A stage one fundraiser, for £12,500 to pay for preparatory work, has already hit its target. The next stage, to apply for permission to bring a judicial review, is almost halfway to raising the £20,500 needed.

The final stage, to fund the actual court hearing, is still a long way short of its £40,000 target. The fundraisers were arranged in stages in case the legal challenge stutters or Cyngor Gwynedd abandons its A4D plans.

Cyngor Gwynedd is also aiming to introduce an A4D in the part of the county outside the national park. Gwynedd is further ahead with its A4D plans and has a start date of September 1, 2024. Eryri’s planned start date is June 1, 2025.

Percentage of second homes and holiday accommodation in Eryri in 2022, broken down by towns and
community councils
Percentage of second homes and holiday accommodation in Eryri in 2022, broken down by towns and community councils -Credit:Eryri NPA

Parts of Conwy lie in Eryri national park but Conwy Council has not confirmed if it also intends to introduce a similar A4D to restrict holiday homes. However, Conwy does have A4Ds in four towns to protect non-designated heritage buildings. These controls were imposed in Conwy town, Llandudno, Llanrwst and Penmaenmawr amid concerns they were being affected by “inappropriate and unsympathetic alterations” and the use of unsuitable materials.

On May 4, a rally is taking place in Blaenau Ffestiniog, Gwynedd, to highlight the housing crisis in Welsh-speaking communities. Cymdeithas yr Iaith (Language Society) is pushing for a Property Act that would treat houses as community assets and not money-making opportunities.

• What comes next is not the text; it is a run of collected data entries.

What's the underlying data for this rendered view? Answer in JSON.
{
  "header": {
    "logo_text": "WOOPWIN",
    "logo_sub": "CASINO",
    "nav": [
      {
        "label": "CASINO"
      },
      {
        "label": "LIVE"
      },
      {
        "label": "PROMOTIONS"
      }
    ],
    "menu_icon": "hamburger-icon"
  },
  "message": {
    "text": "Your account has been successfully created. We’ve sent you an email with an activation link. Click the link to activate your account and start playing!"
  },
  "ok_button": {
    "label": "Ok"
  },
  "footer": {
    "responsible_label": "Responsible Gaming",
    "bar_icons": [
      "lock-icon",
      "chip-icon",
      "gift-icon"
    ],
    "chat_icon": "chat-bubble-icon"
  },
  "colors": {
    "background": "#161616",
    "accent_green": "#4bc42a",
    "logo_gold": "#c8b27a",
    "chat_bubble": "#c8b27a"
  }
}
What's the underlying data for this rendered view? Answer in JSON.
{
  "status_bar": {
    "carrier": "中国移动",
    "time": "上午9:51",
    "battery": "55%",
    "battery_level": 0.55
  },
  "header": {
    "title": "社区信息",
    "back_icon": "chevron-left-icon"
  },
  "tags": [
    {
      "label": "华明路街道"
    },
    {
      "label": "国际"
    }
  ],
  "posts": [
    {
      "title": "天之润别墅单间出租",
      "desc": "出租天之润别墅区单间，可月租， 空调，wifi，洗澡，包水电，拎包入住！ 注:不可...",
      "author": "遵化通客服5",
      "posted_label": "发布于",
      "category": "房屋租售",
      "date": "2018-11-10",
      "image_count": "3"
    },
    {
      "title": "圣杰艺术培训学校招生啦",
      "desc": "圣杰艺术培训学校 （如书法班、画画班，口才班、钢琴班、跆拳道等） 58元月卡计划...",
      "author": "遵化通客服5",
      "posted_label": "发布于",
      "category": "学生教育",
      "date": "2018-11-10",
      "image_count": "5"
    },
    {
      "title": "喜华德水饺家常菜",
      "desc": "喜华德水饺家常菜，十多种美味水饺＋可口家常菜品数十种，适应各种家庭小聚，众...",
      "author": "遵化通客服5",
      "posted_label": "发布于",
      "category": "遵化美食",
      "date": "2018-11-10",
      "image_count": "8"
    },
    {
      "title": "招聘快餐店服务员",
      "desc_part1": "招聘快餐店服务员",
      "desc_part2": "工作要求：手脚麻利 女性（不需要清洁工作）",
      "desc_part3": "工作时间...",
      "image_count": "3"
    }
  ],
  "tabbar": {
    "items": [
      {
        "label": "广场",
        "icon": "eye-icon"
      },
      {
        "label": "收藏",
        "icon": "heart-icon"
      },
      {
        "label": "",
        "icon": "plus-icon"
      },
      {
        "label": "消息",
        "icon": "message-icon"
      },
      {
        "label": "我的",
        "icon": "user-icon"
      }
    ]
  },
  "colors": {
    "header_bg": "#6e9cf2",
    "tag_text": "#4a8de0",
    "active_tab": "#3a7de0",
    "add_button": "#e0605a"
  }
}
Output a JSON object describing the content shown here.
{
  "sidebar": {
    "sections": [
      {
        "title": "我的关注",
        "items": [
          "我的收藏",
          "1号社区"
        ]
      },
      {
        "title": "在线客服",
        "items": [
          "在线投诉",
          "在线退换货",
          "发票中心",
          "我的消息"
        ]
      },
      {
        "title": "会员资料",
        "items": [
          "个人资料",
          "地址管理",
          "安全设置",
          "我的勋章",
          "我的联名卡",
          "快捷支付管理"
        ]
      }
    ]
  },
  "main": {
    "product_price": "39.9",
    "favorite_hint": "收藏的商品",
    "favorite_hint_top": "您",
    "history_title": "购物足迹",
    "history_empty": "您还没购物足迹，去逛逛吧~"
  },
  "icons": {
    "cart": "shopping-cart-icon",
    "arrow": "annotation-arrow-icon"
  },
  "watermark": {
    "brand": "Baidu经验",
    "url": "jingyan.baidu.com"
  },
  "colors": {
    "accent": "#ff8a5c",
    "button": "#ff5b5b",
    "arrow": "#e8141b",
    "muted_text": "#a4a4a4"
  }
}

Later this year the Welsh Government is due to publish a white paper on “The Right to Adequate Housing”. Next month’s Nid yw Cymru ar Werth (Wales is Not For Sale) rally has been organised to show the strength of feeling about the issue amid concerns that Cardiff is underestimating the extent of the crisis facing Welsh communities.

One rally organiser, Osian Jones, said: “In meetings with officials, Cymdeithas yr Iaith has been very disappointed with the lack of understanding of problems facing local people when trying to find homes at an affordable price in their community, and the lack of understanding of the breaking up of Welsh communities.”

“Unless there is great pressure on the Government before the summer, there is a real danger that the Government’s White Paper on Housing will not make a real difference to our communities.”

Percentage of Eryri households priced out of the housing market in 2022
Percentage of Eryri households priced out of the housing market in 2022 -Credit:Eryri NPA

Proposed A4Ds in Gwynedd and Eryri aim to stop people’s ability to change a main residence into a second home or short-term holiday let without securing planning permission. It’s hoped this will release some houses for use by local people in areas where there is an oversupply of second homes and tourism accommodation.

The A4Ds will not affect properties already established as second homes or holiday lets before the implementation dates. Get all the latest Gwynedd news by signing up to our newsletter - sent every Tuesday

Some A4D critics believe a compromise solution must be sought. One idea is to introduce the measure solely on houses with lower band council taxes. The theory is that this would help first-time buyers without “creating economic disaster” in the local tourism sector.

Eryri A4D consultation

Eryri’s consultation is now live and ends on May 24. The public can submit comments online, on a paper form or by email. Documentation is available on the National Park Authority’s website, at the National Park Authority’s headquarters in Penrhyndeudraeth, at its information centres in Betws y Coed, Beddgelert and Aberdyfi, and in public libraries.

Following the consultation, a report will be presented to the Authority to consider the representations received. A final decision will then be made whether to proceed as planned with the Article 4 Direction.